La ciudad de la furia. Creí que aquellos chilangos que nombraron de esa forma a la ciudad de México sólo estaban aludiendo a Cerati, y se imaginaban a ellos mismos como humanos durmiendo a las faldas del Popocatépetl, toda una alegoría, por supuesto.
De alguna manera, me siento en Sudamérica y en Europa (Ojalá Asía, África, Oceanía). Pienso en La Ciudad de la Furia, y aunque ahora la siento bajo las plantas de mis pies, lo comprendo mejor como algo de la conciencia interna: sé que es la raíz, pero al tenerla de frente, no es lo que nombro.
Quien sale de su urbe y vuelve nunca es el mismo. Desperté en una zona horaria diferente, el avión ya huele a otro sitio, mis latidos, me acaba de bajar la menstruación quince días antes, es la altura o el nivel del mar, la luna es llena la próxima semana.
Ellos lo saben. Los que vuelven, por eso algunos prefieren quedarse lejos; cómo volver a frecuentar a mis amigos, si ahora sé que nunca interactuamos fuera de los hologramas. Mi pareja: oye, te extrañaba tanto, te recordaba en los labios de alguien más de repente, o en mis insomnios y ahora sé que también voy añorar esa liberación, tanto amor a ti y tan deslindados, tan fantástico (una caricatura es fantasiosa, sabes, eso digo cuando se permite la oportunidad) tan pro y contra. Familia, qué gusto abrazarlos, les quiero tanto, de verdad, que les extrañé tan lo necesario. Y varios sentires encontrados, llenos de incongruencias y retratos.

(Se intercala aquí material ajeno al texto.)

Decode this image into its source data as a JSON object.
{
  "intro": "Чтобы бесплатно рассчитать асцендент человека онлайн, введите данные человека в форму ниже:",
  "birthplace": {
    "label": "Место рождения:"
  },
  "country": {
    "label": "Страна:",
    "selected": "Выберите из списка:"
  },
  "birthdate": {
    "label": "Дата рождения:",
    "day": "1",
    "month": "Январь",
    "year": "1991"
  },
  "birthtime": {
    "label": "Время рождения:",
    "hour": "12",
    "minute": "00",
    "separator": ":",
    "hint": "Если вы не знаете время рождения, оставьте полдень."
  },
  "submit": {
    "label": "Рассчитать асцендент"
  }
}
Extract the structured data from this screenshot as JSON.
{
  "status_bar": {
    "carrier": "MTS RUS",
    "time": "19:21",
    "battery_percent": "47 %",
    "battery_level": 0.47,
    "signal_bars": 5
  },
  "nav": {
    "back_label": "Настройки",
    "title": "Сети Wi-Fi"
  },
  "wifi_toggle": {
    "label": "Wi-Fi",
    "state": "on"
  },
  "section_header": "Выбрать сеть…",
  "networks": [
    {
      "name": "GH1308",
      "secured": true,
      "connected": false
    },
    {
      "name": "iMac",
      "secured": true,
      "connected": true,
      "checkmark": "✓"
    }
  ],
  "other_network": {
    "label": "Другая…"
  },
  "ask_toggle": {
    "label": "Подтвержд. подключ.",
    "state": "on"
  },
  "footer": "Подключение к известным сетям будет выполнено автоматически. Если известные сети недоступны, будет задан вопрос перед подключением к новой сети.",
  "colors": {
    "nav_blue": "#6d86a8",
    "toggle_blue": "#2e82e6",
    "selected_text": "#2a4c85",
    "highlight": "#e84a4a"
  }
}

Oye, logro identificarme en los momentos que creo más lúcidos y entonces: ¡Oh brutal maravilla! Cuanto instinto, hipotálamo soy tu Aquiles: no permitas que me contradiga a mí misma. Volveré y seré tan feliz, ¿ahora? ¡Esto es un romance, vivo la fantasía y se va a magnificar en el regreso al que llegaré con el dragón acompañándome! (Jamás me quemaría, ahora somos amigos…)
Entonces: REGRESA. VUELVE. ENTRA. ¡Hacen el bendito favor de reaparecer en la vida de tuya! Tan refrescados, nuevos, olorosos, ¡qué rico hueles atrás de las orejas!, ¡espera, espera, la pasta dental en tu saliva…! Este huesito, es-es-ss.porfavor
¿A qué voy? O debería decir: a qué vuelvo. Resulta que me autonombro la que espera y lo curioso es que ahora no me reconozco ante este nombramiento, no porque no esté en verbo, más bien se trata de que la congruencia no es lo que vengo anticipando, hago caricaturas ahora, recuerdas.
Voy a esto: si vuelvo, no voy a estar contigo, porque volví al empaque y tal vez no te gusten las nuevas instrucciones de uso, para empezar, contengo piezas tan pequeñas, que este no es un juguete apto para menores (y no hablo de la edad, corazón). Leí tus instrucciones, mejor dicho, las recuerdo, sé cuáles eran (claro que las sé, te amo, ¿lo has olvidado?). Sí, podemos intentarlo una vez más, estoy segura, lo he dicho (Nota del autor: (esto es para mí, únicamente, no estoy intentando agraviar ni dar por aludido a nadie, sólo habla la experiencia (poca) personal ¡vanidosa! V A N I D O S O (A MÍ-LO SOY-SIENTO)) Reconozcámonos.
Vanidad es aquello por lo que siempre se paga extra en el aeropuerto.
Aquí estamos: ¿por qué te entristece tanto que te haya roto el corazón, acaso no viste lo que la ciudad de la furia hizo conmigo, no te conté, no leíste entre líneas, no lo viviste? Mira al espejo, soy tú.
*
Y todo el tema gracias al Gorila. Esto es un halago para dicho ego, realmente se lo digo de corazón, porque si no se me hubiera acercado con esa actitud tan ‘‘…sólo con renombre’’ no hubiera descubierto de qué se trata aceptar que en esta jungla, también está en el instinto racional. Te respeto para que me respetes.